Have you ever thought of building a tech company for your startup, even when you lack the necessary background? If you have a dream to build the next big app or web startup, you’ll need to know what it entails. The things that no one will tell you about, that you can learn only through experience.
1. Outsource and build the product in-house
Consider outsourcing the first version of the product, and once you have product/market fit and validation for your idea, hire developers in-house. Certainly, the benefits of hiring your own developers are considerable, because you can continue to iterate on the product as you keep building and shipping. However, the costs tend to be high.
2. Don’t find a tech partner through Google search
Most entrepreneurs will typically do a Google search to look for companies to either outsource the complete project or hire developers. But that’s often a bad way to find the right tech partner because the companies that come up in the first few pages of Google searches are not necessarily great tech companies; they’re just good at search engine optimization. Often, the good ones remain hidden on Google searches.

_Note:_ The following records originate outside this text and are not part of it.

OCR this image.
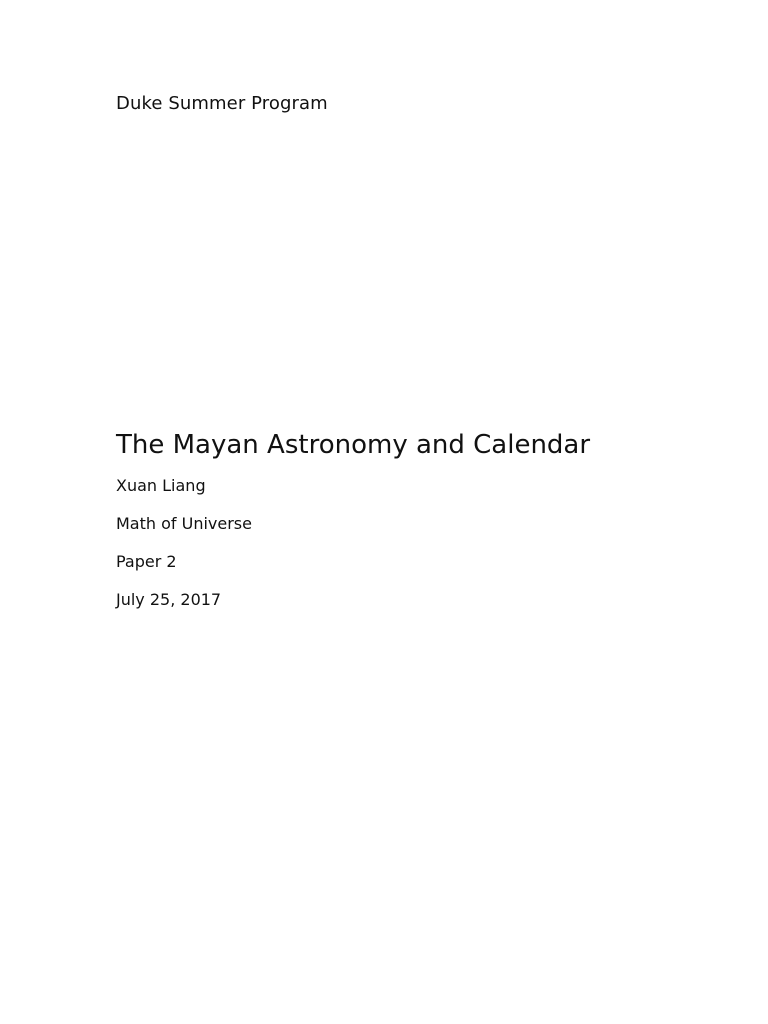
Duke Summer Program
The Mayan Astronomy and Calendar
Xuan Liang
Math of Universe
Paper 2
July 25, 2017
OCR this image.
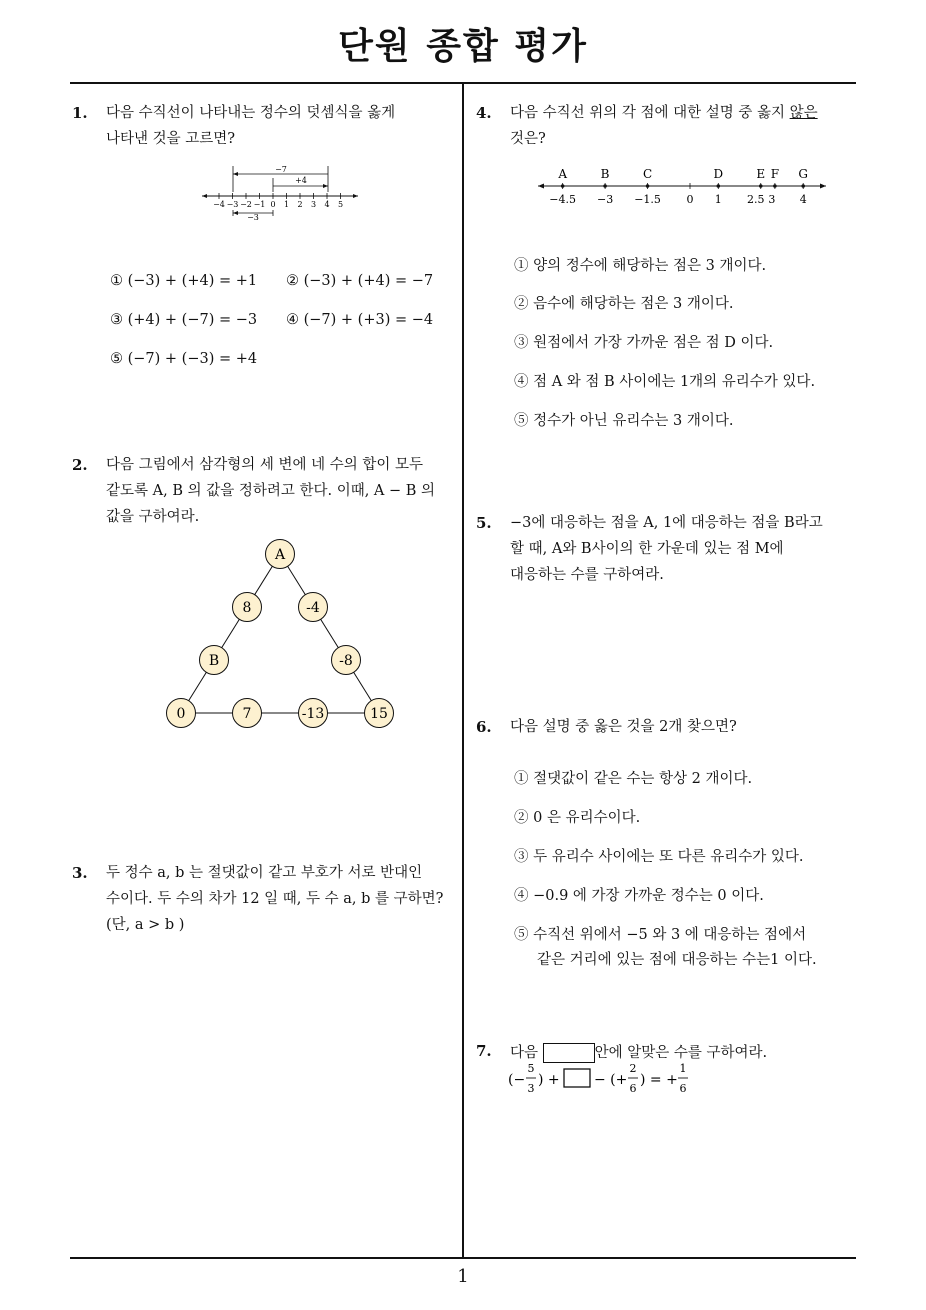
단원 종합 평가
1. 다음 수직선이 나타내는 정수의 덧셈식을 옳게
나타낸 것을 고르면?
−7
+4
−4 −3 −2 −1 0 1 2 3 4 5
−3
① (−3) + (+4) = +1 ② (−3) + (+4) = −7
③ (+4) + (−7) = −3 ④ (−7) + (+3) = −4
⑤ (−7) + (−3) = +4
2. 다음 그림에서 삼각형의 세 변에 네 수의 합이 모두
같도록 A, B 의 값을 정하려고 한다. 이때, A − B 의
값을 구하여라.
A
8	-4
B	-8
0	7	-13	15
3. 두 정수 a, b 는 절댓값이 같고 부호가 서로 반대인
수이다. 두 수의 차가 12 일 때, 두 수 a, b 를 구하면?
(단, a > b )
4. 다음 수직선 위의 각 점에 대한 설명 중 옳지 않은
것은?
−4.5 −3 −1.5 0 1 2.5 3 4
A	B	C	D	E F G
① 양의 정수에 해당하는 점은 3 개이다.
② 음수에 해당하는 점은 3 개이다.
③ 원점에서 가장 가까운 점은 점 D 이다.
④ 점 A 와 점 B 사이에는 1개의 유리수가 있다.
⑤ 정수가 아닌 유리수는 3 개이다.
5. −3에 대응하는 점을 A, 1에 대응하는 점을 B라고
할 때, A와 B사이의 한 가운데 있는 점 M에
대응하는 수를 구하여라.
6. 다음 설명 중 옳은 것을 2개 찾으면?
① 절댓값이 같은 수는 항상 2 개이다.
② 0 은 유리수이다.
③ 두 유리수 사이에는 또 다른 유리수가 있다.
④ −0.9 에 가장 가까운 정수는 0 이다.
⑤ 수직선 위에서 −5 와 3 에 대응하는 점에서
같은 거리에 있는 점에 대응하는 수는1 이다.
7. 다음	안에 알맞은 수를 구하여라.
(−
5
3
) + − (+
2
6
) = +
1
6
1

Find out about such companies through references.
3. Know a bit of coding
It’s really tough when you don’t understand any coding. Although that’s not imperative, it definitely helps to understand the concepts on your own when discussing the product with your developers in the initial stages.
Take an online course on Udemy and learn the fundamentals, based on the programming language of choice.
4. Hire in-house eventually
When you’ve achieved market fit for your product, and yours is a technology-first startup, it always helps if you build a team in-house to continue with the product.
If you’re an existing business that is leveraging technology to reach out to a new customer segments, unless the tech product becomes the core of your business, you should continue to keep the tech outsourced.
If you’re going in for venture funding, however, your investors will require you to keep the product development in-house, to assure security of IP.
5. Use existing resources
Too many people make too much about raising initial funds to build their startups. A great way to get started is to build your product as a side project, while you’re in a job and still earning.
When you’re starting small, you can really focus on the best basic ways to solve the problem for a customer. Again, once you have validation of your idea, you can gradually invest in your product’s future iterations.
6. Don’t use social media to acquire customers
Good marketing starts with identifying your customer segment, then identifying channels where your potential customers hang out. And while your potential customers may indeed hang out on social media, the reason they visit those networks isn’t to engage with brands or products.
Aside from early customer acquisition through social media advertising, social media should be used as a place to get feedback– to learn, listen, understand what the market wants and needs.